With the rock shattered, Williams brought in an assortment of excavators and loaders, Including Cat 345, Komatsu 400 and Kobelco machinery. The rock was distributed on site using Cat 300 and Volvo haulers.

“That job ran smoother than what I anticipated,” Lowery said. In all, some 45,600 cubic meters (60,000 cu. yds.) of rock were moved.

The Williams superintendent thought the rock removal went remarkably fast.

“Jeff [Seaford] was a big key on that site,” said Lowery. “He moved it extremely quick. We started hauling rock right behind him and moved that rock, but I was never able to catch him. I never caught that man.”

Lowery said that, typically, rock hauling and removal work must grind to a halt periodically while blasters prepare to loosen more rock. Not on this job.

“Jeff got on it. He shot it. I was very pleased at his efficiency,” said Lowery. “He did a great job.”

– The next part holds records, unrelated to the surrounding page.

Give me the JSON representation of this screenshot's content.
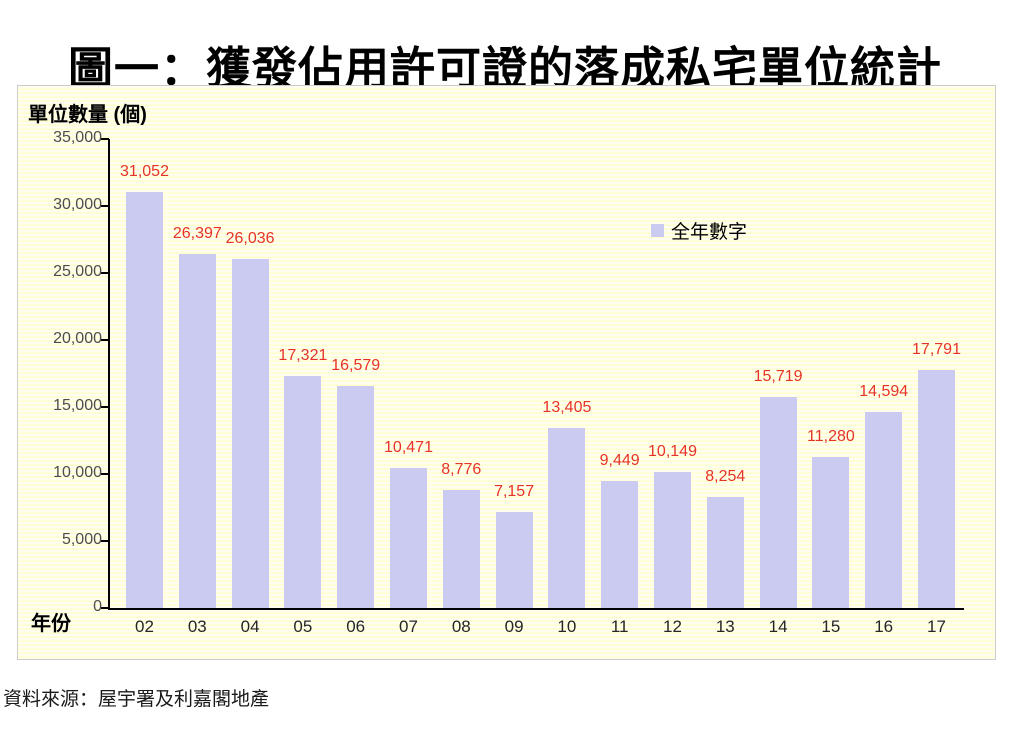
{
  "page": {
    "title": "圖一：獲發佔用許可證的落成私宅單位統計",
    "source": "資料來源：屋宇署及利嘉閣地產"
  },
  "chart_data": {
    "type": "bar",
    "title": "圖一：獲發佔用許可證的落成私宅單位統計",
    "ylabel": "單位數量 (個)",
    "xlabel": "年份",
    "categories": [
      "02",
      "03",
      "04",
      "05",
      "06",
      "07",
      "08",
      "09",
      "10",
      "11",
      "12",
      "13",
      "14",
      "15",
      "16",
      "17"
    ],
    "values": [
      31052,
      26397,
      26036,
      17321,
      16579,
      10471,
      8776,
      7157,
      13405,
      9449,
      10149,
      8254,
      15719,
      11280,
      14594,
      17791
    ],
    "value_labels": [
      "31,052",
      "26,397",
      "26,036",
      "17,321",
      "16,579",
      "10,471",
      "8,776",
      "7,157",
      "13,405",
      "9,449",
      "10,149",
      "8,254",
      "15,719",
      "11,280",
      "14,594",
      "17,791"
    ],
    "legend": [
      {
        "label": "全年數字",
        "color": "#cbcbf1"
      }
    ],
    "legend_position": "inside-right",
    "ylim": [
      0,
      35000
    ],
    "ytick_interval": 5000,
    "ytick_labels": [
      "0",
      "5,000",
      "10,000",
      "15,000",
      "20,000",
      "25,000",
      "30,000",
      "35,000"
    ],
    "grid": false,
    "colors": {
      "bar": "#cbcbf1",
      "value_label": "#e63329",
      "axis": "#000000",
      "y_tick_text": "#4d4d4d",
      "x_tick_text": "#262626"
    }
  }
}
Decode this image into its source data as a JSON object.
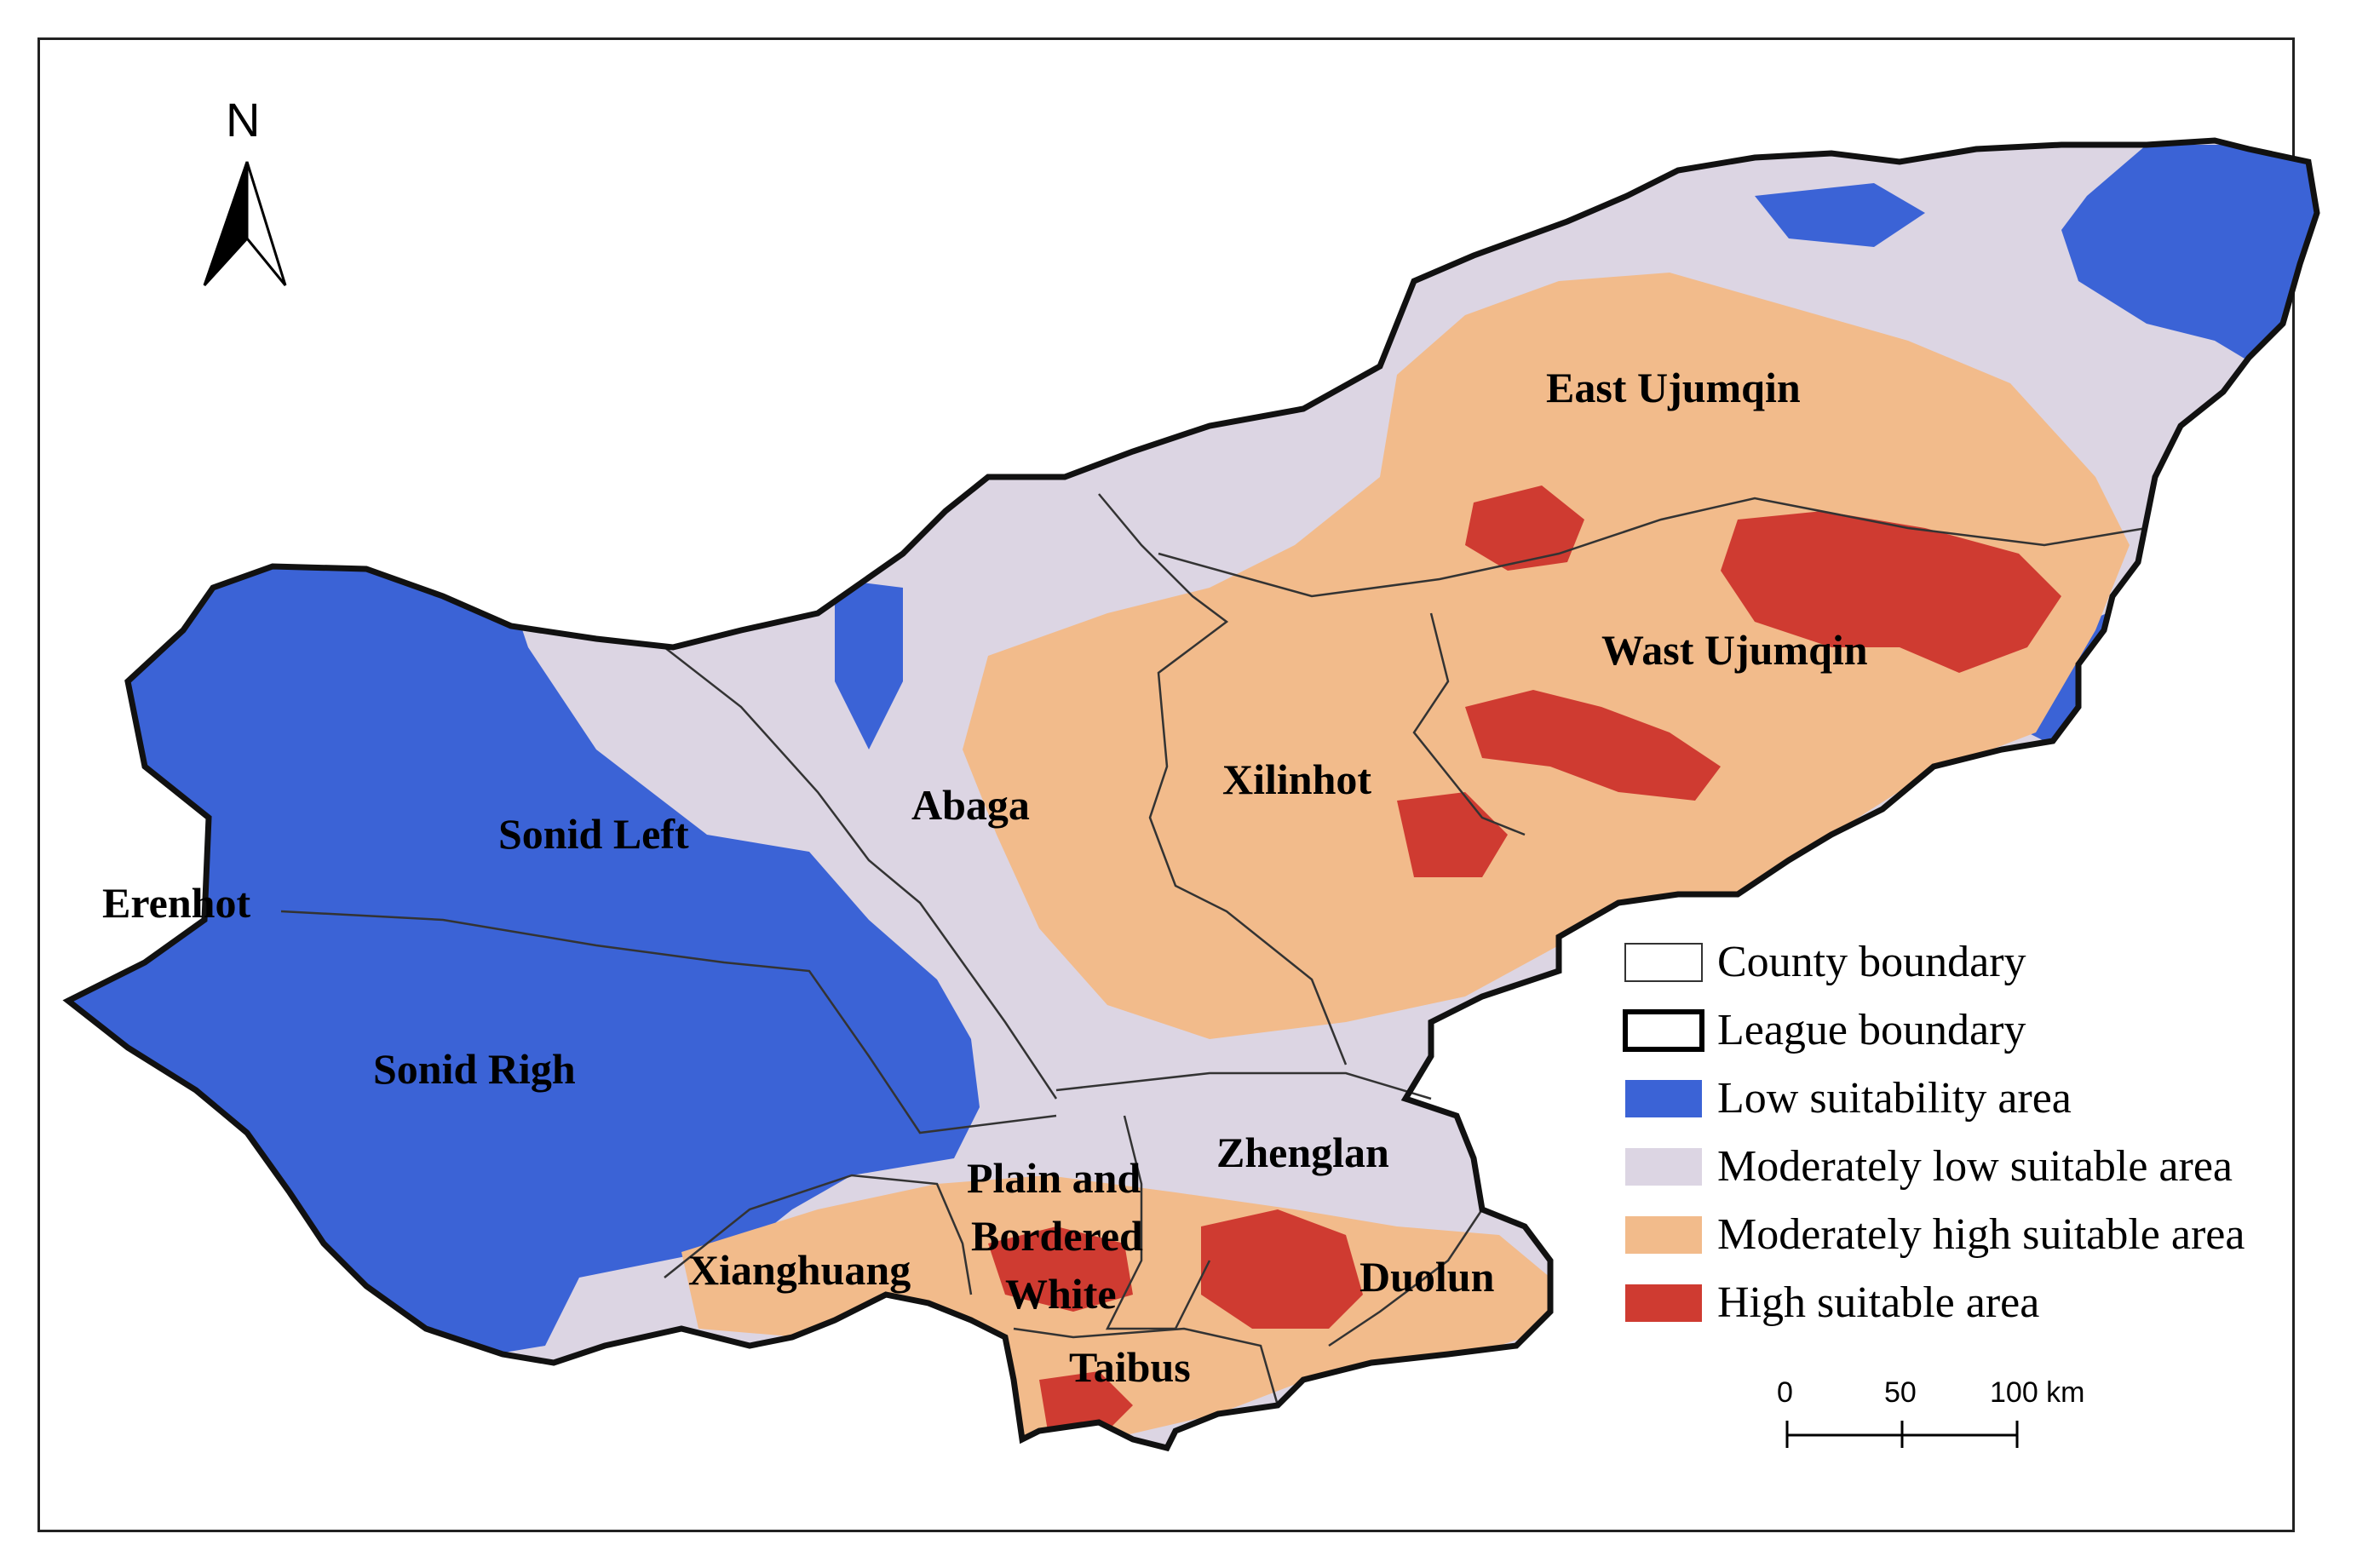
{
  "north_arrow": {
    "label": "N"
  },
  "colors": {
    "low": "#3b63d6",
    "moderately_low": "#dcd5e3",
    "moderately_high": "#f2bb8b",
    "high": "#cf3b31",
    "boundary": "#111111",
    "county_line": "#333333"
  },
  "regions": {
    "east_ujumqin": "East Ujumqin",
    "wast_ujumqin": "Wast Ujumqin",
    "xilinhot": "Xilinhot",
    "abaga": "Abaga",
    "sonid_left": "Sonid Left",
    "erenhot": "Erenhot",
    "sonid_righ": "Sonid Righ",
    "zhenglan": "Zhenglan",
    "plain_line1": "Plain and",
    "plain_line2": "Bordered",
    "plain_line3": "White",
    "xianghuang": "Xianghuang",
    "duolun": "Duolun",
    "taibus": "Taibus"
  },
  "legend": {
    "items": [
      {
        "label": "County boundary",
        "swatch": "county"
      },
      {
        "label": "League boundary",
        "swatch": "league"
      },
      {
        "label": "Low suitability area",
        "swatch": "low"
      },
      {
        "label": "Moderately low suitable area",
        "swatch": "moderately_low"
      },
      {
        "label": "Moderately high suitable area",
        "swatch": "moderately_high"
      },
      {
        "label": "High suitable area",
        "swatch": "high"
      }
    ]
  },
  "scale_bar": {
    "ticks": [
      "0",
      "50",
      "100 km"
    ]
  }
}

That level of satisfaction pays dividends for young companies and explains why Mid South has work already assured through 2000. One of the jobs awaiting them is a project along the outer loop at Charlotte. Some 304,000 cubic meters (400,000 cu. yds.) of granite awaits breaking and moving.

Mid South acquired its Tamrock drills from a Charlotte firm, J.W. Burress. The company since has bought an Ingersoll-Rand 635 from the Charlotte office of Mitchell Distributing. Seaford is a fan of both makes of drilling equipment, calling the Ingersoll-Rand “a drilling dude.”

He said his brother. Scotty, “never saw a drill till two years ago” but is becoming familiar with the various makes and their idiosyncrasies.

In two years, the company has grown from one man and one drill to nine employees and six drills. The future seems built on service that is as solid as the rock it blasts.

Which is apt, since the Mid South Drilling company motto is, “Rock is our business.”